Can, farklı hava koşullarından hoşlanmayan bir çocuk aslında.
Mesela rüzgarı, yağmuru, yüzüne vuran kar tanelerini seviyor sayılmaz, hatta nefret ediyor diyebilirim.
Ama bugün babasıyla kartopu oynamaya çıktığında, hiç ummadığımız halde, bayıla bayıla karlarla haşır neşir oldu.
Biz de sevindik tabii.
İşte Can the snowboy.

13 Ocak 2010 Çarşamba

Alp'e bakın hele !


Bizim 2 numara büyümeye devam ediyor.

Kara saçlı, kara gözlü oğluşumuz pek meraklı bir şey.

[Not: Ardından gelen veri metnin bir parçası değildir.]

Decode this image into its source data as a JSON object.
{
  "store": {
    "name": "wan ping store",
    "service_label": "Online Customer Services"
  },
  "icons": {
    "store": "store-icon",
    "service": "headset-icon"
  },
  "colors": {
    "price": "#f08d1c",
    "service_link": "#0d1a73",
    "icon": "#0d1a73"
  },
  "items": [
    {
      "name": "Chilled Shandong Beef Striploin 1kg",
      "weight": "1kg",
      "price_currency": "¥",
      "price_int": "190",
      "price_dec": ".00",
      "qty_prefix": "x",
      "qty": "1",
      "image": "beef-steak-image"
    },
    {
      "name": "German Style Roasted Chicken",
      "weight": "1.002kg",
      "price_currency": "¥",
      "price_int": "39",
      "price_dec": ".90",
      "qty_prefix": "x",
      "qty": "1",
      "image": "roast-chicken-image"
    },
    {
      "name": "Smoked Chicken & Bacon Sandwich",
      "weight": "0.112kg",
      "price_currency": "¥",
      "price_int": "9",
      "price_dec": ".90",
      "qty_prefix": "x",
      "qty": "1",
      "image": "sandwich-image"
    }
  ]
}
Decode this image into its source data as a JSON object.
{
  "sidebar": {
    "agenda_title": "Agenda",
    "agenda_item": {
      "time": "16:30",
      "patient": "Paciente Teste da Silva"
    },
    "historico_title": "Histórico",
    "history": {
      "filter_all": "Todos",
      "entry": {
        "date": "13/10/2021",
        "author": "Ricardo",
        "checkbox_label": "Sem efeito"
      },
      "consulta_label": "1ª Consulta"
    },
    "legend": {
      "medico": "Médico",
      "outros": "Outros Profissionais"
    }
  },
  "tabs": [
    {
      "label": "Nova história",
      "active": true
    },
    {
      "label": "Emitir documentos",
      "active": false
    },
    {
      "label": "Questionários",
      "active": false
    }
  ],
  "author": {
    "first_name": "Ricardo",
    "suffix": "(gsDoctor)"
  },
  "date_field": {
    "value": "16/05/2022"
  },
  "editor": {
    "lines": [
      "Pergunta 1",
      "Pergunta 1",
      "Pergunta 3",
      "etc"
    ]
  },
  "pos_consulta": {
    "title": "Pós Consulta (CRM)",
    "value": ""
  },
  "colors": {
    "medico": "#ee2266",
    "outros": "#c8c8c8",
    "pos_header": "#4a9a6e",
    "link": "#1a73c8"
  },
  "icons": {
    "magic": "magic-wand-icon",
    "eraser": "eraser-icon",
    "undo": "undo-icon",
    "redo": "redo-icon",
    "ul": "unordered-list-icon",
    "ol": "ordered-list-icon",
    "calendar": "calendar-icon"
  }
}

Gözleri sürekli etrafı kolaçan etmekle meşgul.

Zaten hayatı şimdilik emmek, kaka yapmak-gaz çıkarmak, uyumak ve etrafı izlemeye çalışmaktan ibaret.

Kaka yapmadan önceki ıkınma seansları çok komik. Nasıl da bağırıyor, bilemezsiniz. Bağırsak faaliyetlerini böyle bağıra çağıra hallediyor yavrucak.

Can'dan anımsadığım kadarıyla, 12 haftalık olunca bu sıkıntılardan kurtulacak.

Alp da abisi gibi bir an önce büyüsün, diyorum ama, küçük bebek halleri de çok şeker.

11 Ocak 2010 Pazartesi

Can'ın son halleri





Can'ın ikinci yaşını kutladık...


Tatlı oğlumuz, ilk göz ağrımız Can'ımızın ikinci yaşını kutladık.

Geçen sene olaydan pek bir şey anlamayan Can, bu sefer epey heyecan yaptı.

Herkesin ona hediyeler getirmesi bir yana, üzerinde yarış pisti ve arabaları olan pastası onu çok mutlu etti.

Hele hele maytap kısmından gözlerini alamadı dersem, yalan söylemiş olmam.

Seneye inşallah daha geniş katılımlı bir parti organize edeceğiz. Bu sene 'Alp muhalefeti' nedeniyle evde aile arasında kutladık, geçen yıl olduğu gibi.

Nice nice yaşlara yavrum.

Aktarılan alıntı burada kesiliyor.